Misalnya, di São Paulo, Brasil, 42 persen tenaga kerjanya adalah wanita. Sebuah surat kabar di negeri itu menjuluki ibu rumah tangga purnawaktu sebagai ”spesies yang terancam punah”. Di daerah pedesaan Afrika, seorang ibu yang menjunjung setumpuk kayu bakar di atas kepalanya sambil menggendong anak pada punggungnya merupakan pemandangan yang biasa.

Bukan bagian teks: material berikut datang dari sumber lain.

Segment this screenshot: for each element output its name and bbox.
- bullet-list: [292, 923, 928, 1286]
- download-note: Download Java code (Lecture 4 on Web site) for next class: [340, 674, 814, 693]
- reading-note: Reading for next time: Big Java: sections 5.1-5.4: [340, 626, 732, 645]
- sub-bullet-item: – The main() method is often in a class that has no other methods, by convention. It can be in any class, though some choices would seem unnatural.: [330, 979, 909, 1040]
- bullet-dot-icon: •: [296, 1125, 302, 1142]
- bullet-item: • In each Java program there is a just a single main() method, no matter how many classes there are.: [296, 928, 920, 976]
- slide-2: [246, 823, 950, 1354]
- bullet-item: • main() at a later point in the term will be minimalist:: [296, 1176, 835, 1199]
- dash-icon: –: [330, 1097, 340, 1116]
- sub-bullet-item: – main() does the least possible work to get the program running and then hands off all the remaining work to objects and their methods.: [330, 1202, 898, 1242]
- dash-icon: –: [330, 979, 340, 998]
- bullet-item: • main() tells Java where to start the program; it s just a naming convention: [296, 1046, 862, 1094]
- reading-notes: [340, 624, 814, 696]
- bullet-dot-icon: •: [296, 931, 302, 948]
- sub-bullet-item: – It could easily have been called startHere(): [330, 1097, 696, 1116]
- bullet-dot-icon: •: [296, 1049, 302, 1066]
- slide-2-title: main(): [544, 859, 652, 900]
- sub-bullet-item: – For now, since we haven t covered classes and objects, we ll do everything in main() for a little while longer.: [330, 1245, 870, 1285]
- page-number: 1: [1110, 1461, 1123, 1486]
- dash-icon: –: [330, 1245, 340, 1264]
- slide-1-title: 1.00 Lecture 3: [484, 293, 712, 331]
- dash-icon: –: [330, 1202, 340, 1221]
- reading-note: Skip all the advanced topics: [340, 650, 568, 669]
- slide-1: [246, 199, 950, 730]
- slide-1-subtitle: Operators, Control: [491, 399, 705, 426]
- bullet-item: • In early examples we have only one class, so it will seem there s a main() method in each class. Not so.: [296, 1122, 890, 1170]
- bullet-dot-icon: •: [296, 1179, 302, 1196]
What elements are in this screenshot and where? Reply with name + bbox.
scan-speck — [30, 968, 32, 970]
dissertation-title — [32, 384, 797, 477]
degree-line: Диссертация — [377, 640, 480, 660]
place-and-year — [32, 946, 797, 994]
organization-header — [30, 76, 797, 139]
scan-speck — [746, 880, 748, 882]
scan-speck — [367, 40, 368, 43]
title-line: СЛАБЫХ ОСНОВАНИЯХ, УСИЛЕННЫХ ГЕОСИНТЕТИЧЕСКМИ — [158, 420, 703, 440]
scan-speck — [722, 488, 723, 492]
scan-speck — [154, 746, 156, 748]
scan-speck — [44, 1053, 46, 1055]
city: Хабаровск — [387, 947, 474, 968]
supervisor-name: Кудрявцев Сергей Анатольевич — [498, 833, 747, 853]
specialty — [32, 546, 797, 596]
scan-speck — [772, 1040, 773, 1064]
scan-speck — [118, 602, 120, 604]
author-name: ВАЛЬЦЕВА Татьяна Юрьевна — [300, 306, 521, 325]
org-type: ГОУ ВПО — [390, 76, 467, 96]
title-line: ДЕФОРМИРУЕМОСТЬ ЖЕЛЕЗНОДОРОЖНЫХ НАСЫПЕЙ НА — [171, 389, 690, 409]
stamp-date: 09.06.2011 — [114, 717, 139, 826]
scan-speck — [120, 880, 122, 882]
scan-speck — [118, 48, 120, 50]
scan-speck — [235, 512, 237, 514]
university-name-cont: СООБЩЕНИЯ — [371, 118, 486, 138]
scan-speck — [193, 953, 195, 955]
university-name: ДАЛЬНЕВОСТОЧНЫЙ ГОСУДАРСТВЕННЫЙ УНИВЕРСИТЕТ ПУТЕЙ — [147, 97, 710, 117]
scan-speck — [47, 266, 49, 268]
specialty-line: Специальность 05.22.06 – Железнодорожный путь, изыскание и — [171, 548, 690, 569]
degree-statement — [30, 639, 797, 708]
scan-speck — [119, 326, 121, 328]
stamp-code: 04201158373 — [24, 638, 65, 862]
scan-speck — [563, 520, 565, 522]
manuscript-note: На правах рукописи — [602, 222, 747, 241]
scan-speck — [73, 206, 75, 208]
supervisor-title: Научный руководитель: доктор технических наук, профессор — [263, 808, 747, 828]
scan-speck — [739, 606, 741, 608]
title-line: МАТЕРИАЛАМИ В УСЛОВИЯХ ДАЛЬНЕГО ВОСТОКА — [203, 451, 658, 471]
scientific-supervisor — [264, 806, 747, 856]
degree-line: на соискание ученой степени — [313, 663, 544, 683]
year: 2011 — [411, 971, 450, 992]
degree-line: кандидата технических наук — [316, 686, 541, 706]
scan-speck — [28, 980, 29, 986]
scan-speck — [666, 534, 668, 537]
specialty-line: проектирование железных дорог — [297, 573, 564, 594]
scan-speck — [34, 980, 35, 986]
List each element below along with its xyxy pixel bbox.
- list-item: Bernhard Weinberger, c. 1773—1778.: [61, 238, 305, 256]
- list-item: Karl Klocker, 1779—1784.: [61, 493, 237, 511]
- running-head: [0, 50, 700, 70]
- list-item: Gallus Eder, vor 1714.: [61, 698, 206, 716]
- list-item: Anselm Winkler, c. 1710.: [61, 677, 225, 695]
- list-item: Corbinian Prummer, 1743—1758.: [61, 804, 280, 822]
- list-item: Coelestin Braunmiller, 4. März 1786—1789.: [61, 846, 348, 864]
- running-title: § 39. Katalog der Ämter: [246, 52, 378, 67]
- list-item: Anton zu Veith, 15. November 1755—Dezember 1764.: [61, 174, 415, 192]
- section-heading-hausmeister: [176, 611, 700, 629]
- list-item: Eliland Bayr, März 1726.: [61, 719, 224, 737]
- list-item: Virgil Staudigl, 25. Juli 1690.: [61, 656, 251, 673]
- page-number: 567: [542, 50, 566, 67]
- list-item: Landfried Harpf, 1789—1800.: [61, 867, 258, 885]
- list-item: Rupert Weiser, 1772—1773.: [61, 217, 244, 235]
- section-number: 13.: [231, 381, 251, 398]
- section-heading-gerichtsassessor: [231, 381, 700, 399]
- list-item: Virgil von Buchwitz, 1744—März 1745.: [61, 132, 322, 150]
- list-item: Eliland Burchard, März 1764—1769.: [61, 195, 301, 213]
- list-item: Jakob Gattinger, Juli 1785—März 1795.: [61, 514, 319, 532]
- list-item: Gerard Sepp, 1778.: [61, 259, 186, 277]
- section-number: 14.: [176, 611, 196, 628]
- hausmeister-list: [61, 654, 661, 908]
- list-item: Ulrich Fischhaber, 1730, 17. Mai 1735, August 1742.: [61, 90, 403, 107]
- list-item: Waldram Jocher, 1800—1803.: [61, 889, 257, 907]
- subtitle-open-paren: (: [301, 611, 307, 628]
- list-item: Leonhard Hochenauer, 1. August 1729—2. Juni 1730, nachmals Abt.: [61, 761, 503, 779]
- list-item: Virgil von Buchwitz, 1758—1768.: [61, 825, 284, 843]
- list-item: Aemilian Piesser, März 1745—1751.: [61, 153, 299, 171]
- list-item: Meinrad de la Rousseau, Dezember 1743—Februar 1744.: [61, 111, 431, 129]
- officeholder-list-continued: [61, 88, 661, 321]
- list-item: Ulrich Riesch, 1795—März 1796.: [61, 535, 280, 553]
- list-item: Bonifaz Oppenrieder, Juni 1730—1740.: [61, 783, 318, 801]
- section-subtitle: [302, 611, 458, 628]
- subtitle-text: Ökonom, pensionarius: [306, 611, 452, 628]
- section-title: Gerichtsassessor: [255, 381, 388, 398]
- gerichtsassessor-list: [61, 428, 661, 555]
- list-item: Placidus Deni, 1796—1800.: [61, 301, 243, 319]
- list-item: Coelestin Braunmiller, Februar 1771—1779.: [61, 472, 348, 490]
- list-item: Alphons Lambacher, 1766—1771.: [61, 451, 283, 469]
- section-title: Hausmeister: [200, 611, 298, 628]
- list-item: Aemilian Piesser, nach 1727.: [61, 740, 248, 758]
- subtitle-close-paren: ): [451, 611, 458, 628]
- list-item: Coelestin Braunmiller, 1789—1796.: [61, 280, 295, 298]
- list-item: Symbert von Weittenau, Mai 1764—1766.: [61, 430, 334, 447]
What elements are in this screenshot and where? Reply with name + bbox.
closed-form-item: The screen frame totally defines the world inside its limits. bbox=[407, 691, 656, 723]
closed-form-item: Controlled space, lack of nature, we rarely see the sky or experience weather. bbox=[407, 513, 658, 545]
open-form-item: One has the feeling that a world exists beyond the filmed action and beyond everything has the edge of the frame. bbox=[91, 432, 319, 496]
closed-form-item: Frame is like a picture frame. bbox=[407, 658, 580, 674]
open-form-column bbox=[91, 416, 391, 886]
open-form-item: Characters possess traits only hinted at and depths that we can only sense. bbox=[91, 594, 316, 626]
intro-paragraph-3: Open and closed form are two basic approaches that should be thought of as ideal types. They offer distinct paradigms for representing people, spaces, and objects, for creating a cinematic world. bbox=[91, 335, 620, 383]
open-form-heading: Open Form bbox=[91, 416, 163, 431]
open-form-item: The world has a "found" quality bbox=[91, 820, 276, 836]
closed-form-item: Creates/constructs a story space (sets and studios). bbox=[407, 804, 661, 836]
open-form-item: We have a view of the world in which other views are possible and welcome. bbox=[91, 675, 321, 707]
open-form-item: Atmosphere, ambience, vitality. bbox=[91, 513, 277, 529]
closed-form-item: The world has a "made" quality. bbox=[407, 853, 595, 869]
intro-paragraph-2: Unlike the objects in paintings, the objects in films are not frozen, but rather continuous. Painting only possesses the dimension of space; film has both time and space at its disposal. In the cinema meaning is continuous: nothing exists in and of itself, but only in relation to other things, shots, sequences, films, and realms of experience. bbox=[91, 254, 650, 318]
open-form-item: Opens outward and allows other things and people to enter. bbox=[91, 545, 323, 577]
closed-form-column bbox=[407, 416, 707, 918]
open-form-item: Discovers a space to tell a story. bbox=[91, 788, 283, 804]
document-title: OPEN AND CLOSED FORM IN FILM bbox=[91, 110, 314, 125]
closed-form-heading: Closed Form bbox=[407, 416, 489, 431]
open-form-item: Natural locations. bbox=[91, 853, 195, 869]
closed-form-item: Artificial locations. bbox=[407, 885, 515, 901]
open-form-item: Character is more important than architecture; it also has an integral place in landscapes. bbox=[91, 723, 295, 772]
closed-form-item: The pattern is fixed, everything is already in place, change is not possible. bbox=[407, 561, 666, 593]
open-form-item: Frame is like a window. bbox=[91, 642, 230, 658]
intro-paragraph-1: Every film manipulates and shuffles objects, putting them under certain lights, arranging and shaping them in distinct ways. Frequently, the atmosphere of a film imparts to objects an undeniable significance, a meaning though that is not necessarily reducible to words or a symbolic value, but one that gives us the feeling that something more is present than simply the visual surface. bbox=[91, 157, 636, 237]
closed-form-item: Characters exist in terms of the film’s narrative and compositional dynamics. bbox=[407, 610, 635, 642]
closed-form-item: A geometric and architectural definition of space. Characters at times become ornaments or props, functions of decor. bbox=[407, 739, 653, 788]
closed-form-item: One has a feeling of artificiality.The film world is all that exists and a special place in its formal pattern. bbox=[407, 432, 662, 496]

Pekerjaan yang Banyak Tuntutannya
Perintang lainnya adalah pasar pekerjaan yang menuntut para ibu membaktikan banyak waktu dalam pekerjaan. Dan, tuntutannya mungkin tidak berhenti di situ. Ketika Maria, yang tinggal di Yunani, diterima untuk bekerja, majikannya meminta agar ia menandatangani dokumen yang menyatakan persetujuan bahwa ia tidak akan hamil dalam waktu tiga tahun. Jika persetujuan ini dilanggar, ia harus membayar kompensasi. Maria menandatanganinya. Akan tetapi, kira-kira satu setengah tahun setelah itu, ia hamil. Majikannya menunjukkan perjanjian itu kepada Maria, yang kemudian pergi ke pengadilan untuk menggugat peraturan perusahaan tersebut dan sekarang sedang menunggu keputusannya.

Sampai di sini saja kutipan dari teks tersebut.